Saturday, September 04, 2004

     World building is a problem in fantasy novels. How much to include and how much to leave out requires a constant attention to the most telling details. I wrestle with it daily.
     If you're unfamiliar with the term "world building," it's exactly what it sounds like: building a world based on particular assumptions. For instance, if your world has dragons, certain things had to take place to allow such a creature to exist. If your society has magic, then it's going to develop differently from a society that doesn't have it.
     Some authors spend quite a bit of time in developing their world. They have religions, nations, races, complicated systems of magic, politics, languages, foods, and so on and so on, until their books teem with details. In lesser hands, this becomes a travelogue of an imaginary place rather than a story. I don't like books where I have to wade through pages and pages of fake history and a cast of thousands. In those books, the world building has swallowed the story.
     Almost as bad is when the world building has created such strict rules that the characters are trapped by their society into predetermined roles. A good writer will break the characters out and have a romp. The poor writer will make us slog step-by-step to the characters' dooms. (But not me because I have freed myself from the obligation to finish every book I start reading.)
     The secret is in carefully choosing the most telling details. The ones that allow the reader to make certain assumptions about the society without the writer having to use precious story space to explain. Example: If you have a Lord or Count in your story, the reader is going to start making assumptions about how your world's society is organized politically. If you have magic, your reader will assume that there will be wizards or witches or shamans. If you mention that a person's clothes are stained and torn, then the reader will assume the character is poor (or just poorly dressed). In a sense, a writer is using clichés -- or better word -- assumptions that the reader holds about our world in order to create the new imaginary world.
     Another example: My characters refer to the passing of time as candle marks. I don't explain that my society doesn't have watches or clocks or the terms "hours" and "minutes." I just let the reader know casually that the society measures time in this fashion. This means the society of my world hasn't quite mastered the art of the gear and lever and the intricate metalcraft required for watches. (However, the Empire is experimenting with huge wooden clocks, mostly in the larger cities; but they still call the divisions of time 'candle marks,' not hours.)
     So I'm trying to choose the most telling details in my story. I want to give the reader enough info so that he/she understands the world, but not so much that it overwhelms him/her. That's the plan. We'll see how it turns out.

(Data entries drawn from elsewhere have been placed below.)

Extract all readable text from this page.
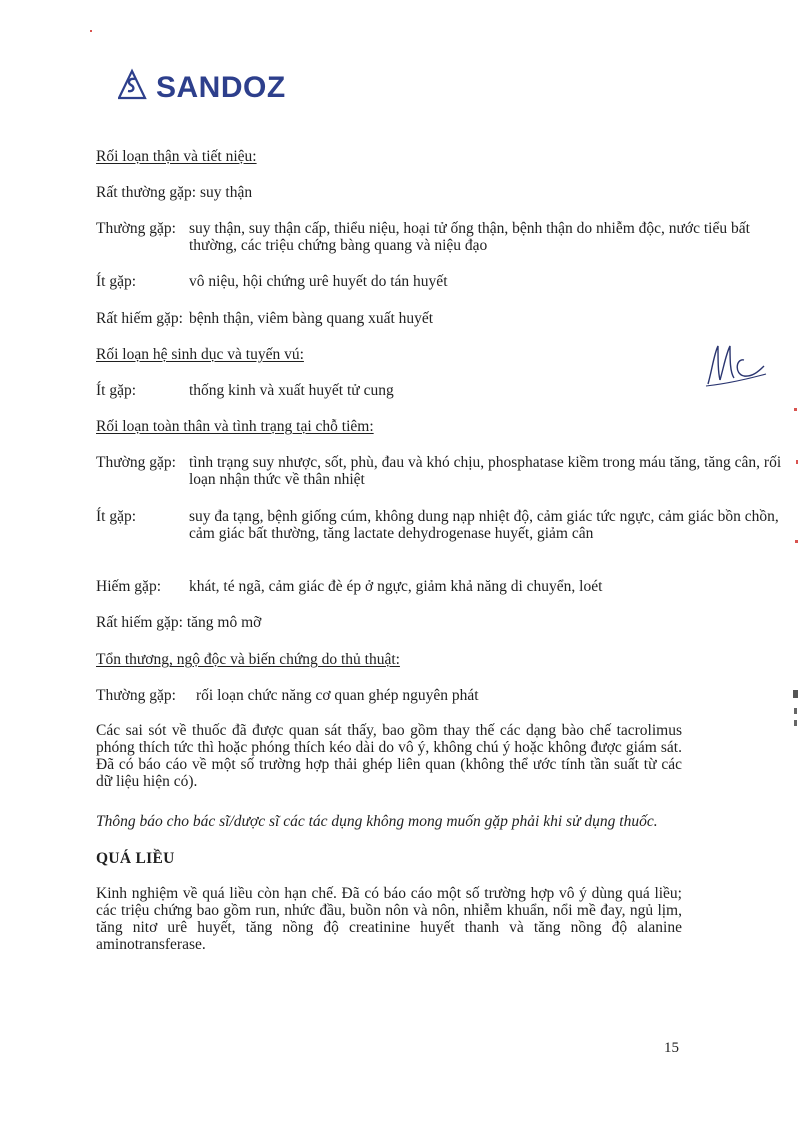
SANDOZ
Rối loạn thận và tiết niệu:
Rất thường gặp: suy thận
Thường gặp: suy thận, suy thận cấp, thiểu niệu, hoại tử ống thận, bệnh thận do nhiễm độc, nước tiểu bất thường, các triệu chứng bàng quang và niệu đạo
Ít gặp:	vô niệu, hội chứng urê huyết do tán huyết
Rất hiếm gặp: bệnh thận, viêm bàng quang xuất huyết
Rối loạn hệ sinh dục và tuyến vú:
Ít gặp:	thống kinh và xuất huyết tử cung
Rối loạn toàn thân và tình trạng tại chỗ tiêm:
Thường gặp: tình trạng suy nhược, sốt, phù, đau và khó chịu, phosphatase kiềm trong máu tăng, tăng cân, rối loạn nhận thức về thân nhiệt
Ít gặp:	suy đa tạng, bệnh giống cúm, không dung nạp nhiệt độ, cảm giác tức ngực, cảm giác bồn chồn, cảm giác bất thường, tăng lactate dehydrogenase huyết, giảm cân
Hiếm gặp: khát, té ngã, cảm giác đè ép ở ngực, giảm khả năng di chuyển, loét
Rất hiếm gặp: tăng mô mỡ
Tổn thương, ngộ độc và biến chứng do thủ thuật:
Thường gặp: rối loạn chức năng cơ quan ghép nguyên phát
Các sai sót về thuốc đã được quan sát thấy, bao gồm thay thế các dạng bào chế tacrolimus phóng thích tức thì hoặc phóng thích kéo dài do vô ý, không chú ý hoặc không được giám sát. Đã có báo cáo về một số trường hợp thải ghép liên quan (không thể ước tính tần suất từ các dữ liệu hiện có).
Thông báo cho bác sĩ/dược sĩ các tác dụng không mong muốn gặp phải khi sử dụng thuốc.
QUÁ LIỀU
Kinh nghiệm về quá liều còn hạn chế. Đã có báo cáo một số trường hợp vô ý dùng quá liều; các triệu chứng bao gồm run, nhức đầu, buồn nôn và nôn, nhiễm khuẩn, nổi mề đay, ngủ lịm, tăng nitơ urê huyết, tăng nồng độ creatinine huyết thanh và tăng nồng độ alanine aminotransferase.
15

© 2004. All rights reserved.

2 comments:

Unknown said...

Re: details.
Yeah. Many folks--including yours truly--put in too much that is irrelevant to the story. Thankfully there's editing ;-)

Gloria Williams said...

To fully create the world in which you are writing is hard. I find myself trying to walk the line between overwhelming the readers (showing off my world building) and not giving enough information to them. How do you know what to include and what to leave out? That's what I'd like to know.